To grasp this connection we need to take a brief look at the religious worship of Judaism, the spiritual womb out of which Christianity was born. The religion of the Old Testament was significantly associated with animal sacrifices offered in atonement for sin. Lambs, whose white wool coats became symbols of purity and holiness, had a preeminent role in these sacrificial Jewish liturgies. And the most important of them was that of Passover which we retell in our Liturgy every Easter. God commanded that the blood of a sacrificed lamb was to be smeared on the doorposts of Hebrew houses in Egypt granting them protection from death. Then, after the family ate the flesh of this sacrificed lamb in a special ritual meal, they took off on the Exodus journey.
However, these ritual sacrifices were insufficient to actually remove sin and actually wipe away their guilt. Why? Because both the Jewish priest making the sacrifice and the people offering the lamb as a proxy for themselves, were sinful human beings with no power whatsoever to bring about atonement for sin. A better way was needed and God himself provided this better way. You see, the only way that true and effective atonement could be made was if the one making the sacrifice was himself utterly free of sin and motivated by pure and perfect love. In other words, the human race stood in need of a perfect and all-holy human being who would thus be able to offer up a perfect and all-holy sacrifice on behalf of all! And this put us in quite a quandary because no one among us stood before God free from sin!

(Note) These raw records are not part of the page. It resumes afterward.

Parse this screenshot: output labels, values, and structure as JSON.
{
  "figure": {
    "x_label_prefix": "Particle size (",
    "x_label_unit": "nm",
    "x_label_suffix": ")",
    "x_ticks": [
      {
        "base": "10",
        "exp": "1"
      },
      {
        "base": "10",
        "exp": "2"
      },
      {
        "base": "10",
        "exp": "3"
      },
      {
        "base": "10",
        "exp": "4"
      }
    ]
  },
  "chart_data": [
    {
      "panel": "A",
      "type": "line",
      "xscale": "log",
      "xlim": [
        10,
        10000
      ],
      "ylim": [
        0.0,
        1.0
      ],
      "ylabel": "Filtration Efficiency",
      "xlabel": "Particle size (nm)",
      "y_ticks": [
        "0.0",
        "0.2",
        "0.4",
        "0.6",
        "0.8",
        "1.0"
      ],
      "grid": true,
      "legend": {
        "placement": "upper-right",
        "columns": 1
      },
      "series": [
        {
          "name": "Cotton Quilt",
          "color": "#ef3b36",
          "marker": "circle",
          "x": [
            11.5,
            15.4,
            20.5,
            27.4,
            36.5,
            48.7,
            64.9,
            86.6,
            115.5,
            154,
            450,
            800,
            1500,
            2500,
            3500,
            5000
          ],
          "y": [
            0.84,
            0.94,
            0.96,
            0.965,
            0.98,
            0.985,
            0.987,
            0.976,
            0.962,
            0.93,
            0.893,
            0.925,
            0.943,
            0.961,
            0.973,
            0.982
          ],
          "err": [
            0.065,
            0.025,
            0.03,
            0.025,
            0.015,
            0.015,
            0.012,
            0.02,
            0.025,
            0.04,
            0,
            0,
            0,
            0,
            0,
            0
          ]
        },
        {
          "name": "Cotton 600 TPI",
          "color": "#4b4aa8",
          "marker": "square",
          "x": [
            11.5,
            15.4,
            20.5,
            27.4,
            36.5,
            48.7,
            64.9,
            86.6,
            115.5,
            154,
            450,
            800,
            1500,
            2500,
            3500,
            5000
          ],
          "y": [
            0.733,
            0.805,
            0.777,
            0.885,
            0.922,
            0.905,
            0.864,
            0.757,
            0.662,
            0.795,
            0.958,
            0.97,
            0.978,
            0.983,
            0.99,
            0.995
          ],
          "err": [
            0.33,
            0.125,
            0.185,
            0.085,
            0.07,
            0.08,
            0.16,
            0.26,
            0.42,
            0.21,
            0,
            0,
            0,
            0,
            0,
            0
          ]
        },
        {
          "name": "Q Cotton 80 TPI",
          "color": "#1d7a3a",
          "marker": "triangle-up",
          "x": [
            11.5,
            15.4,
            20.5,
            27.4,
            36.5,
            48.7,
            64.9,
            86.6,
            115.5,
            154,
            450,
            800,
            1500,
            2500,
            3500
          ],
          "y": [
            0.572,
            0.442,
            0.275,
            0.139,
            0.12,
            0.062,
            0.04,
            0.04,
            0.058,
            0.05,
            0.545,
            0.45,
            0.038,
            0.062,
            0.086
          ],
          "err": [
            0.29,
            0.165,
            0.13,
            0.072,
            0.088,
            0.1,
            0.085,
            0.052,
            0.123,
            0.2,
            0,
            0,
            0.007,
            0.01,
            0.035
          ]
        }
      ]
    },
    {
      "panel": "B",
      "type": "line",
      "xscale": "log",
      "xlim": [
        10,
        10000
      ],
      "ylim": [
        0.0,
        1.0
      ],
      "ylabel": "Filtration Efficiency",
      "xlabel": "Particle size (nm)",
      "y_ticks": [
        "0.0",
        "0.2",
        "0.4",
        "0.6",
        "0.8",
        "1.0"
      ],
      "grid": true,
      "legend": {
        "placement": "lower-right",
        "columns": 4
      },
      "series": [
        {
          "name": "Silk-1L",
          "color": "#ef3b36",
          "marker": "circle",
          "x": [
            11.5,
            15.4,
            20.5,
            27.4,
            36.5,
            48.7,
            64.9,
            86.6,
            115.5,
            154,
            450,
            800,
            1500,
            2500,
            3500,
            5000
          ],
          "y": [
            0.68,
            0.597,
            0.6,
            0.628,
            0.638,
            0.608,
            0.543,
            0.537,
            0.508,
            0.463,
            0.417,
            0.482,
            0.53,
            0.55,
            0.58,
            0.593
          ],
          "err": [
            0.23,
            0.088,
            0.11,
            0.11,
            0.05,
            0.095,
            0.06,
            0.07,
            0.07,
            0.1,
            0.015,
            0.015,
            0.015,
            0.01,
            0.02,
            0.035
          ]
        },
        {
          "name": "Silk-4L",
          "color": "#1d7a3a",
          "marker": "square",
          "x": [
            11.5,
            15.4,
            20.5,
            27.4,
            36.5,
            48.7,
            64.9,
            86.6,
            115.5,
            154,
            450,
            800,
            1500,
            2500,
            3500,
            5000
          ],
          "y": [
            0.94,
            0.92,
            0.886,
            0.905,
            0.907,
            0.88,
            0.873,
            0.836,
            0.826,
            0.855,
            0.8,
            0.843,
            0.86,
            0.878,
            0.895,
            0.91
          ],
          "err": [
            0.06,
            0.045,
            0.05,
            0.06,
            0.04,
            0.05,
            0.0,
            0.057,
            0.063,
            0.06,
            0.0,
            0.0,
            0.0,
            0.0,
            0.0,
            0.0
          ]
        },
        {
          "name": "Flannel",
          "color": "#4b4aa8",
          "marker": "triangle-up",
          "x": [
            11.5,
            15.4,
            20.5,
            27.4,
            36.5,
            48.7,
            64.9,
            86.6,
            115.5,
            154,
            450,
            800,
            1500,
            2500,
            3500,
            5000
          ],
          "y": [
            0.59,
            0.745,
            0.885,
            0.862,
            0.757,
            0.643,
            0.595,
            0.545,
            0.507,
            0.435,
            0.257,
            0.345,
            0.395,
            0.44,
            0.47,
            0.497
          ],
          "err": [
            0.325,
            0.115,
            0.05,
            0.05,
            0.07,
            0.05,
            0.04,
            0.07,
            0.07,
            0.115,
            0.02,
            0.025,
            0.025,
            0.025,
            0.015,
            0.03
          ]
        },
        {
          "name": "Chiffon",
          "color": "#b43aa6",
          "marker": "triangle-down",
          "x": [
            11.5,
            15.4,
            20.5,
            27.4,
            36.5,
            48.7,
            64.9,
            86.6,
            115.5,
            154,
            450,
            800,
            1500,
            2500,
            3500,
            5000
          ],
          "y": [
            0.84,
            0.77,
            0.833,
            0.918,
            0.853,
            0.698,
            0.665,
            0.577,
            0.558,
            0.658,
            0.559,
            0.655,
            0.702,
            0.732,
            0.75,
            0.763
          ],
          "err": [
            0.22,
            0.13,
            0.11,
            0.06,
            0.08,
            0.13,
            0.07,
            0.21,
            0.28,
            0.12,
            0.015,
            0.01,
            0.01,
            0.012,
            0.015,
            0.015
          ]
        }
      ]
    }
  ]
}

And so, to make this seemingly impossible condition possible, God himself became man. This was the only way it could be done. With the consent of God the Father and by the power of the Holy Spirit acting upon Mary, God the Son freely gave up the glory of his heavenly realm in order to truly become one of us. And this is why the Gospel of John tells us that, “God so loved the world that he gave his only Son, so that everyone whoever believes in him might not perish but might have eternal life.” (Jn 3:16) Finally, true atonement for sin became possible! The sacrifice of Jesus, the Lamb of God, accomplished what millions of animal sacrifices could never ever do, because it had divine love and divine power behind it. And this sacrifice of Jesus as the victim-lamb had actually been foretold by the prophet Isaiah, 700 years before it took place. He said that the Messiah would be like a lamb brought silently to the slaughter, to take the sins of the people upon himself and wash them away through his blood.
The Passover ritual of the Old Testament was a foretelling of the Great Passover of Jesus Christ, the Lamb of God. His Precious Blood of Atonement was first poured out on Good Friday and then has been ritually re-enacted ever since in every Holy Sacrifice of the Mass. Just before Holy Communion, the priest like St. John the Baptist, points out to us the Lamb of God who takes away the sins of the world. He directs us to turn our eyes towards the Lord, whose heart is full of compassion and pity for us in our weakness. This is why we respond with the plea for healing and forgiveness. Then we acclaim Jesus as the Lamb of God three times, and in the first two of these petitions ask him to “have mercy on us.”
But why do we change the last invocation, to “grant us peace”? Because the Lamb of God brings us serenity of heart since we know we are immensely loved. He bestows upon us serenity of mind because he has brought our sins with him to the cross. And when that Lamb rose triumphantly from the grave our sins remained behind, dead, buried and gone. And so we know that by grace through faith we have been freed from the guilt of our sins and this fills our hearts with a peace that the world cannot give.